Staging is used to guide management options and the urgency with which the raised blood pressure should be addressed. For example, in severe hypertension, the diagnosis should be made using blood pressure readings from the clinic, and treatment should be started without delay (see ‘Traffic-light guide to blood pressure management’). 

High-risk patients

Once diagnosed, all patients with hypertension should have a series of further tests and investigations:

• urine testing for the presence of protein by checking the albumin:creatinine ratio (ACR) and testing for haematuria using a reagent strip
• blood tests to measure plasma glucose, electrolytes, creatinine, estimated glomerular filtration rate (eGFR), serum total cholesterol and high-density lipoprotein (HDL) cholesterol
• eye examination to check for hypertensive retinopathy
• a 12-lead electrocardiogram (ECG) to check for signs of left ventricular hypertrophy or ischaemia.

People younger than 40 years of age with hypertension should also be considered for specialist referral to establish if there is any underlying causes of hypertension and to identify any early target organ damage.

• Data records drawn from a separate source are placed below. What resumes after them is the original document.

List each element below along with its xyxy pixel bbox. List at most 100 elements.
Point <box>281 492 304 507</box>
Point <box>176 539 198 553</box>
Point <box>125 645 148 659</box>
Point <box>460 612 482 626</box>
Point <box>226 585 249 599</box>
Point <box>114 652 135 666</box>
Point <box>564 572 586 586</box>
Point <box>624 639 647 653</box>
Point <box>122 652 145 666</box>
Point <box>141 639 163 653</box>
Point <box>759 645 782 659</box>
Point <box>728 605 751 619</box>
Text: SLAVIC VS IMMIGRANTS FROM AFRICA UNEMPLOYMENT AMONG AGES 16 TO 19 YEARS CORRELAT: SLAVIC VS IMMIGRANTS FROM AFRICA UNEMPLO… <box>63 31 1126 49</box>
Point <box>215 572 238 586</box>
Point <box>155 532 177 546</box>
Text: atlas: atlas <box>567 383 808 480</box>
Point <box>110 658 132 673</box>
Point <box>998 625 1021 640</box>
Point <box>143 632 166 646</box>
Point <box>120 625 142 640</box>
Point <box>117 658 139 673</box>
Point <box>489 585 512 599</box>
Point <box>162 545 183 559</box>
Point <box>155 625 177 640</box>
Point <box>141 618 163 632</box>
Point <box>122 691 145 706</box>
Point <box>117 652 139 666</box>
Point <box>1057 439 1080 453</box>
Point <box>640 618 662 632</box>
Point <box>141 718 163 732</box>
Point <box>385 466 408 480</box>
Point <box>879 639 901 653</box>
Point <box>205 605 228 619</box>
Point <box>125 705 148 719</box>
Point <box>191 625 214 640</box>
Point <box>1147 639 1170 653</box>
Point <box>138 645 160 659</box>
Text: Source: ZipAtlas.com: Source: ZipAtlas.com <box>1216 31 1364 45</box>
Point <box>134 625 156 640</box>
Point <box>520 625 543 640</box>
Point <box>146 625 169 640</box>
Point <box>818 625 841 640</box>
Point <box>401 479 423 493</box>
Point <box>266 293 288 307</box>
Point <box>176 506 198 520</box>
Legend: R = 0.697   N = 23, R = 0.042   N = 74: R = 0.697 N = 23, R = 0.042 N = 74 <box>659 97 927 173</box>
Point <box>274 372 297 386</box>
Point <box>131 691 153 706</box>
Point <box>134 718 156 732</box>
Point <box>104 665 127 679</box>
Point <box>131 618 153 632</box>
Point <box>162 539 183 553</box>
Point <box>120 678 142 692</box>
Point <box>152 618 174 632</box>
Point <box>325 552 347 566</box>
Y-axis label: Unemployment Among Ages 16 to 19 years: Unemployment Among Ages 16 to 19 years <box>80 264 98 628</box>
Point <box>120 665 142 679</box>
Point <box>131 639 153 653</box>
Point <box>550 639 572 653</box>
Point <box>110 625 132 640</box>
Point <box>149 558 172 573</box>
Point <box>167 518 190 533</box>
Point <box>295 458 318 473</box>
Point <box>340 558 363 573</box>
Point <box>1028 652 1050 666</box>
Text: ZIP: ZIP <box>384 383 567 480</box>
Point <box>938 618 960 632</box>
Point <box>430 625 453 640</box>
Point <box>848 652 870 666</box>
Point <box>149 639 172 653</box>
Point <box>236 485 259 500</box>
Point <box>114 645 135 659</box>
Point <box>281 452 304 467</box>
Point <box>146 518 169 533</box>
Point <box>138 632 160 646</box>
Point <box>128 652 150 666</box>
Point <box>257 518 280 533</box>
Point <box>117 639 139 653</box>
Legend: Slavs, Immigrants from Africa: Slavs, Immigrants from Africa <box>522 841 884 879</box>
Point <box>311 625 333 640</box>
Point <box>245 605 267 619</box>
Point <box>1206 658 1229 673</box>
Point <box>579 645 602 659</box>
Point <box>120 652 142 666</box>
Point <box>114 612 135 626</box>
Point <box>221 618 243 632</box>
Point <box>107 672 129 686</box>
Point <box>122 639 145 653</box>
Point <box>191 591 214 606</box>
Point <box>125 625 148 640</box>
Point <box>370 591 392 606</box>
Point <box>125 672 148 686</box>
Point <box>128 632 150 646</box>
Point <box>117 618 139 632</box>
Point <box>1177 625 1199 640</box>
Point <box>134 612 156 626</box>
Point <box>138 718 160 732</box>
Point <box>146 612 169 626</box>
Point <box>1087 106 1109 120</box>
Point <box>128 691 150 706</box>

A full cardiovascular risk assessment should be undertaken for all patients (except in the presence of pre-existing cardiovascular disease; in England and Wales, NICE recommends the using the QRisk2 calculator (www.qrisk.org), although others are available. This takes into account the patient’s age, gender, ethnicity, blood pressure and total cholesterol:HDL ratio as a minimum to calculate the percentage risk of developing cardiovascular disease over the next 10 years. Patients with a cardiovascular-disease risk of ≥ 20% require more intensive treatment for their hypertension.

Other patients with a higher risk of future cardiovascular events also require more intensive treatment (see ‘Hypertension: management’). This includes patients with established cardiovascular disease (prior coronary heart disease, stroke or transient ischaemic attack, or peripheral arterial disease), diabetes and chronic kidney disease.